(Preliminary Examination: Current Affairs) (Mains Examination, General Studies Paper 3: Conservation, Environmental Pollution and Degradation, Environmental Impact Assessment.) |
Context
Every winter, Delhi and large parts of North India are shrouded in a thick layer of smog. Governments adopt quick measures such as cloud seeding, smog towers, odd-even rules, or water sprinkling, but air quality improves only temporarily. The real problem lies in India's air governance flaws, fragmented responsibilities, and short-term political incentives.

Why Pollution Management Fails in India
Over-reliance on Quick and Superficial Measures
- Measures such as cloud seeding, smog towers, odd-even rules, anti-smog guns, and festival bans are high-visibility measures.

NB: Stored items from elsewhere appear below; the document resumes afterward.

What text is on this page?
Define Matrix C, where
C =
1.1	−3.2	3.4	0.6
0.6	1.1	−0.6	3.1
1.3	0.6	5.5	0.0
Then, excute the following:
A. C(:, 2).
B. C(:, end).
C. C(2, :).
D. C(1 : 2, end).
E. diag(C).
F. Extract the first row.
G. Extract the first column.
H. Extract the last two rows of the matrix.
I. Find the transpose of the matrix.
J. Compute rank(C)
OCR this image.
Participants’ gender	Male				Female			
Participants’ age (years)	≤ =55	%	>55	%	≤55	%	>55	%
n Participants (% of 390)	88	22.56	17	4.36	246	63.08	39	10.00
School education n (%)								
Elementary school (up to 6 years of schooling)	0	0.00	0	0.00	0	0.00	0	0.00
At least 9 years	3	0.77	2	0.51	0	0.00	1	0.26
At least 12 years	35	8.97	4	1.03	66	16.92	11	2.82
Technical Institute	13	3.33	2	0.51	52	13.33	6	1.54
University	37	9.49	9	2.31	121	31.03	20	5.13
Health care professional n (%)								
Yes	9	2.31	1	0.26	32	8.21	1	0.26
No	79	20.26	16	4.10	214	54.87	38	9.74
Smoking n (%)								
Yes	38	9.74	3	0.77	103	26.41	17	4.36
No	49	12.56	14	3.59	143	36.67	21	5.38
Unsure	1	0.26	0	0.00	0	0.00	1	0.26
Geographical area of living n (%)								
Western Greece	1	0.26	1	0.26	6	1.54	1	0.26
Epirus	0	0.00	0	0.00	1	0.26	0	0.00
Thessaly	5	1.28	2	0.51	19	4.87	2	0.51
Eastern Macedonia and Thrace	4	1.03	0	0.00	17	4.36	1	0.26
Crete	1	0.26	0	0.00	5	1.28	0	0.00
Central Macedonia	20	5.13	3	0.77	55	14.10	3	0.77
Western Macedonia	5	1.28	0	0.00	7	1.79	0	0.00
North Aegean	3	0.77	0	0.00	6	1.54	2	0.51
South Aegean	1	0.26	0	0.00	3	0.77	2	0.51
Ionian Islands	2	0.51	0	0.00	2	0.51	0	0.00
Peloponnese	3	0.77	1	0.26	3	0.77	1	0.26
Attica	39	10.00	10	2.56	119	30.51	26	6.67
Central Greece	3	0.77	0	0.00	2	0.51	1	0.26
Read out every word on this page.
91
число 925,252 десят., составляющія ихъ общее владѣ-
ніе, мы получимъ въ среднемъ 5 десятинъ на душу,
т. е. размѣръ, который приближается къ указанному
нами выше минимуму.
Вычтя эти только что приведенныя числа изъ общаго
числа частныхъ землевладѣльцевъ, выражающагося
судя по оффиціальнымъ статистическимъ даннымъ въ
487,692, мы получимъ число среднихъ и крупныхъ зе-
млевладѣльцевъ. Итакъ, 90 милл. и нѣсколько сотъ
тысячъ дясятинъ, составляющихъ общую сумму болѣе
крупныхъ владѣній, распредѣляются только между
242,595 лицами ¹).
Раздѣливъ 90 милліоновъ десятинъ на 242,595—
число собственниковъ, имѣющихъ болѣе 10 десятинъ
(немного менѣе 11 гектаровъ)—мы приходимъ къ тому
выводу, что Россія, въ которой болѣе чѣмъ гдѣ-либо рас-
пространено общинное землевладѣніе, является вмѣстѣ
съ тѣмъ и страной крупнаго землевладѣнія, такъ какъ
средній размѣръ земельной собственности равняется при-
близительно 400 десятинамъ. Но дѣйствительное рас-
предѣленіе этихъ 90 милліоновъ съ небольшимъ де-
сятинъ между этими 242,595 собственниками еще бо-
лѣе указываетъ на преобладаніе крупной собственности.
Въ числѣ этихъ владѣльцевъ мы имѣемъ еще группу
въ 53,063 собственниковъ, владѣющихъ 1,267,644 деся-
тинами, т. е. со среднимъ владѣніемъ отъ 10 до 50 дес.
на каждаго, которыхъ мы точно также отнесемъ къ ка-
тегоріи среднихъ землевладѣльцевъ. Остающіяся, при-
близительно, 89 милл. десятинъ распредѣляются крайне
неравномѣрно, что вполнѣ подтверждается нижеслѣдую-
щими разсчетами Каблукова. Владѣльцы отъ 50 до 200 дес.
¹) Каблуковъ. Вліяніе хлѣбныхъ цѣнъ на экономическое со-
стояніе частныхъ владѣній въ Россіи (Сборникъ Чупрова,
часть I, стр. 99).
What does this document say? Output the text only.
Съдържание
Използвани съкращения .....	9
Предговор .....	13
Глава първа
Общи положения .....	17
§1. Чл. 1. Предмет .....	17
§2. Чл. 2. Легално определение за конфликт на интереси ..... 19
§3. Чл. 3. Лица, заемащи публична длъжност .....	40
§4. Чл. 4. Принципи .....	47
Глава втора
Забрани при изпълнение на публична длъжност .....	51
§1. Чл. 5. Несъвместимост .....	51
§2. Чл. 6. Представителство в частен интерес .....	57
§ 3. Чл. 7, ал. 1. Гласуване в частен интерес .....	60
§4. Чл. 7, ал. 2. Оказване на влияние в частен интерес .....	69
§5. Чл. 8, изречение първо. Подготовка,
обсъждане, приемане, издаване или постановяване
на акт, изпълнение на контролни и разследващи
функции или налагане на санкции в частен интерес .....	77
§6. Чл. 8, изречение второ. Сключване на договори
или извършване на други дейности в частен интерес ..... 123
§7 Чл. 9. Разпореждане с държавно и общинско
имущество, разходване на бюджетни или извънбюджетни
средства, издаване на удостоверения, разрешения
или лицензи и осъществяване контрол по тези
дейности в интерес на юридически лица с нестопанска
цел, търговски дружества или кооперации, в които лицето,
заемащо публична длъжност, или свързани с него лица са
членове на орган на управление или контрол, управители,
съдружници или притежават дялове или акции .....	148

- They are politically convenient, easily implemented, and fit within the budget.
- But these cannot replace long-term reforms such as clean fuels, waste management, industrial upgrades, or public transport improvements.
Fragmented Administrative Structure
Air quality management is fragmented across multiple institutions:
- Ministry of Environment
- Central Pollution Control Boards (CPCB/SPCBs)
- Commission for Air Quality Management (CAQM)
- Delhi Pollution Control Committee
- MCD, NDMC, NHAI, PWD
- Departments of Agriculture, Transport, Industry, Energy, etc.
Results
- No single institution has full authority or accountability.
- Inconsistencies between states, conflicting orders from courts, central, and local governments.
- Policy enforcement is weak and uneven.
Two Major Traps Affecting Policy
- Intellectual Trap
- Policymaking is often influenced by large research institutions, think tanks, or expert groups.
- These solutions are technically sound, but they ignore the actual capacity, budgets, public behavior, informal economy, and political constraints of Indian municipal bodies.
- As a result, policies stagnate at the pilot stage or fail to be implemented.
- The Western Trap
- Models from developed countries are implemented in India without considering the local context.
- Conditions there differ from India's—strong enforcement, stable finances, and high institutional trust.
- India's dense neighborhoods, informal activities, less reliable transportation, and limited staffing challenge the successful implementation of these models.
Key Policy Concerns
- Uneven municipal capacity
- Economic dependence on agricultural stubble
- Unregulated urban development
- Diesel-based transportation
- Informal labor markets
- Limited resources and high population pressure
- All these factors together prevent policies from being implemented on the ground.
The Way Forward
- A modern and clear clean air law
- Clear definitions of which institution will have leadership, who will be accountable, and how decisions will be made are essential.
- This law should strengthen collaborative institutions rather than creating a powerful regulator.
- Multi-year, stable funding
- Air quality improvement is not a one-year project; it requires sustained investment.
- Stable funding will increase staff, improve monitoring systems, and create long-term programs.
- Making law enforcement transparent and visible
- Publicizing compliance data increases the credibility of regulations.
- Consistency in punitive action is essential.
- A new professional category of “managers”
- Experts who understand science, administration, and politics.
- Their role is to translate scientific knowledge into practical policies.
- This will reduce the “expert-local administration” gap.
- Policy design tailored to Indian conditions
- Solutions should be based on what Indian agencies can actually implement.
- Community acceptance, local budgets, social behavior, and city capacity should be taken into account.
Conclusion
India doesn't lack ideas, technologies, and expertise; what's lacking is alignment between expert recommendations and actual capacity, between global models and Indian soil, between political priorities and long-term commitment. Clean air is not just a weather issue, but a question of public health, productivity, and the basic functionality of cities. High-tech tools can provide temporary relief, but lasting solutions are only possible through governance reforms tailored to Indian conditions.